Father David Meconi, a Jesuit priest and teacher of theology at St. Louis University, has previously compiled a fascinating volume dedicated to the life and teachings of philanthropist and spiritual author, Catherine de Hueck Doherty. In his latest publication, Meconi explores the spiritual teachings of well-known Catholic publishers Frank Sheed and Maisie Ward, who were also “spirited evangelists, in-demand speakers, exemplars of (what was then known as) ‘the lay apostolate,’ committed husband and wife, father and mother” (p. 13). Father Meconi admits that his search for a Catholic apologist similar to C. S. Lewis—to aid in the instruction of his Roman Catholic students—led him to the iconic duo: “Here I came across perhaps the one twentieth-century apologist who was worthy to complement Lewis, Frank Sheed. I devoured everything I could, and reading Frank inevitably led me to Maisie, and her works pointed back to him and their beautiful life together as Sheed and Ward” (p. 9). The result of Father Meconi’s research is a marvelous volume that is both biographical in nature, and a synthesis of the varied spiritual writings of the dynamic couple. This volume contains a comprehensive biographical introduction, with chapters dedicated to the Triune God, the uniqueness of incarnate love, the holy Church, understanding and belief, and the constant conversion of Christian life.

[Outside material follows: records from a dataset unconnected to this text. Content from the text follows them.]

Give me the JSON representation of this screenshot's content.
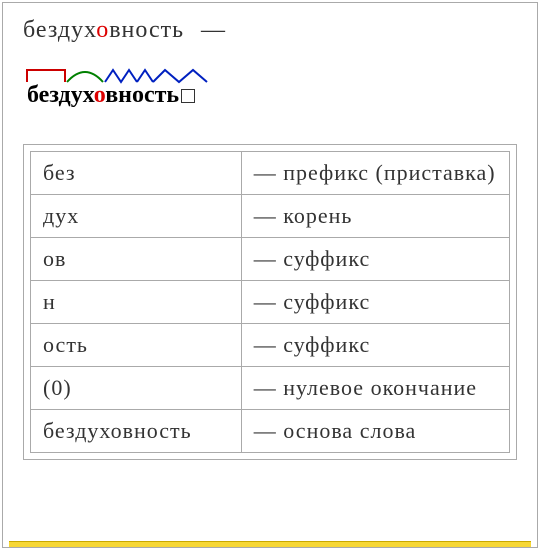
{
  "headword": {
    "pre": "бездух",
    "stress": "о",
    "post": "вность",
    "dash": "—"
  },
  "morph": {
    "pre": "бездух",
    "stress": "о",
    "post": "вность"
  },
  "rows": [
    {
      "part": "без",
      "def": "— префикс (приставка)"
    },
    {
      "part": "дух",
      "def": "— корень"
    },
    {
      "part": "ов",
      "def": "— суффикс"
    },
    {
      "part": "н",
      "def": "— суффикс"
    },
    {
      "part": "ость",
      "def": "— суффикс"
    },
    {
      "part": "(0)",
      "def": "— нулевое окончание"
    },
    {
      "part": "бездуховность",
      "def": "— основа слова"
    }
  ]
}
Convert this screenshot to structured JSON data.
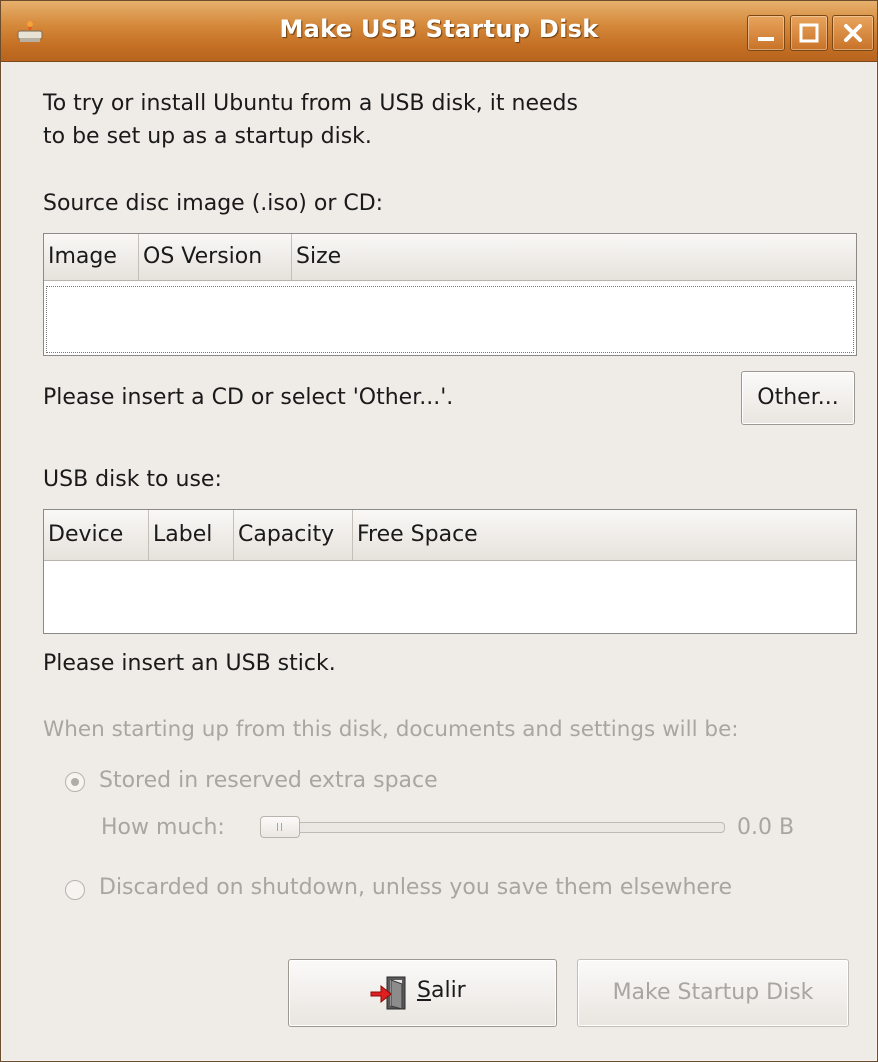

In the chapter entitled “The Mystery of the Triune God,” Frank explores the depths of human knowledge concerning the Godhead. Although others may have found the concept of one God and three natures paradoxical, Father Meconi affirms that Sheed and Ward “always displayed a consistency over the decades of rooting their writings on the interior life of God first in the nature of the mysterious. They first show that mystery may transcend reason, but it is not a contradiction that offends reason” (p. 43). Sheed uses a great analogy to describe the mind’s comprehension of the trinitarian mystery. He speaks of the limits of human knowledge as an limitless well of truth, “a well from which for all eternity we can drink our fill yet which in all eternity we shall never drink to the last drop—so that we shall never know thirst” (p. 46). For Frank Sheed, the doctrine of the Trinity is ultimately manifested in the incarnation of Jesus Christ, who represents humanity’s supreme mystery. Beyond the incarnation, there is “no further mystery, for it deals with the innermost life of God” (p. 47). In delving into the innermost life of God, we find evidence of the inherent humanity of the trinitarian mystery through our participation in His love and creation. Sheed challenges us to look at causation through the lens of love, which “gives us here upon earth a glimpse of that truth that it is man’s proper destiny to spend eternity in contemplating” (p. 47).
In the chapter entitled “The Constant Conversion of the Christian Life,” Maisie Ward instructs that the predominant role of every Christian is charity. She believed that our duty is “not a charity simply of feeling, but a charity of action, charity worked out not without struggle and effort” (p. 153). Father Meconi relates that Maisie’s views on charity were greatly influenced by the priest’s worker movement during World War II, and the Church of France, “whose priests began to work alongside the simplest (and most forgotten) of workers in order to lend the Gospel credibility and to recognize Christ in all aspects of human life” (p. 152). Maisie considered charity to be the mission of both the Church and the Christian. She contended that our mission should also be our life’s work, not a job, but “a vocation not self-chosen but laid upon him by providential circumstances, that is to say by God Himself” (p. 154). For Maisie, our participation in a life of charity is also how we are called to conversion. Through God’s grace we become witnesses to the Truth, inspiring and calling out to others.
Father David Meconi’s latest publication is highly recommended for beginning students of spirituality. This volume would also be a perfect companion piece for any college course that utilizes the works of C. S. Lewis to identify the spiritual leaders of the modern era.